20.6.02

O DESTINO, O LIVRE-ARBÍTRIO E O DESEJO

CAPÍTULO XXXI


Daniela veio caminhando devagar da sacada, como se tivesse se materializado ali naquele instante. Estava vestida como ele, à moda renascentista, e isso realçava sua pele imaculada, emoldurada pelos cabelos negro-avermelhados expostos à brisa. Era uma visão ímpar. Jon quase chorou só por ser abençado com tal visão.
Ela sentou-se em seu colo. Seu cheiro inebriou-o de tesão.
-- Está na hora? -- perguntou ele.
-- De quê, meu querido? -- volveu ela.
-- De nos encontrarmos com o Desejo...
Ela sorriu, e nenhuma mulher terá tal sorriso em toda a história da humanidade.
-- Com o Desejo? -- repetiu ela, divertida.
-- É. Você não percebe? -- Jon estava compenetrado. -- Encontramos primeiro o Livre-Arbítrio. Depois, o Destino. Eu não posso ter certeza, mas desde que conheci você, essas coisas têm atravessado minha mente, para lá e para cá, o tempo todo. Eu oscilava entre o Livre-Arbítrio, o Destino... e o Desejo. Como um joguete nas mãos de um escritor. Então, quando você me contou sua história e viemos para esta dimensão (aliás, ainda estamos nela?), encontramos os dois primeiros, ou as entidades que os representam, sei lá. E, pelas minhas contas, só falta pedir por você ao Desejo.
Fez-se uma pausa.
-- Você não precisa, meu amor. Já acabou.
-- Mas não eram três os mestres que você mencionou?
Ela aquiesceu.
-- Eles continuam três.
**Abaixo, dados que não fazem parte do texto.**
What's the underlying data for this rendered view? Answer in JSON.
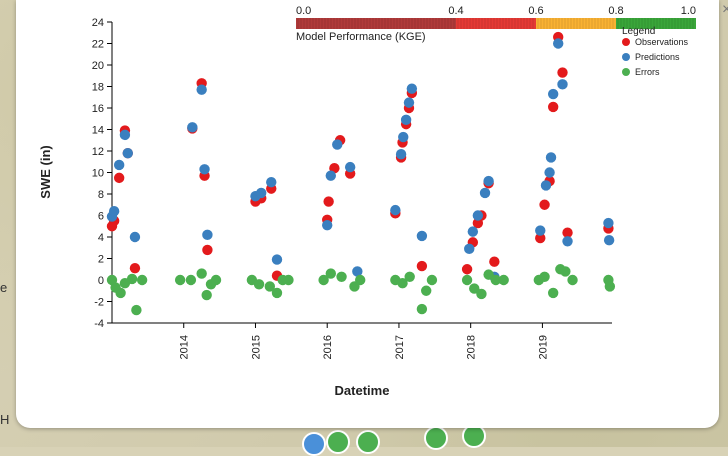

Você tem razão.
-- Então, onde está o terceiro?
Ela não respondeu. Convocou os músicos novamente, tomou-o pela mão e dançaram, dançaram, dançaram. A noite prosseguiu e o baile particular adentrou por ela. Não havia cansaço.
Por fim, quando a última estrela se despediu e deu licença ao primeiro raio de sol, Daniela bateu palmas e um criado lhe trouxe uma caixinha de veludo verde-musgo.
Jon estava na sacada, respirando o ar da manhã recém-chegada, quando se virou e viu sua amada ajoelhada diante dele, com uma caixinha na mão.
-- Jon... você quer se casar comigo? -- sussurrou Daniela.
Ela abriu a caixa e ele viu um anel com um brilhante solitário. Dentro do brilhante, cuja luminescência era diferente da de qualquer outra gema, percebeu mundos, sistemas e galáxias em contínua revolução. Nebulosas e quasares por vezes turvavam a visão daquele reino de maravilhas, mas logo ele voltava a assombrar os olhos daquele pobre mortal. Seu queixo quase caiu. Mas ele se recompôs a tempo de se ajoelhar também e dizer, com os olhos cheios d'água, a palavra mágica:
-- Sim.
E aquele "sim" ecoou por todas as línguas e mundos e se refletiu em decisões de estrátegos interplanetários; e mergulhou a iníqua e mesquinha Terra numa era melhor, ainda que desavisadamente. Jon sentiu alguma coisa mudar dentro de si e a paisagem toda à sua volta tremular de emoção. Mas por quê?
-- Porque eu sou o Desejo, Jon -- disse Daniela.
Então ele compreendeu.
E imediatamente a ajudou a levantar-se.
E prostrou-se a seus pés, soluçando de felicidade e incredulidade.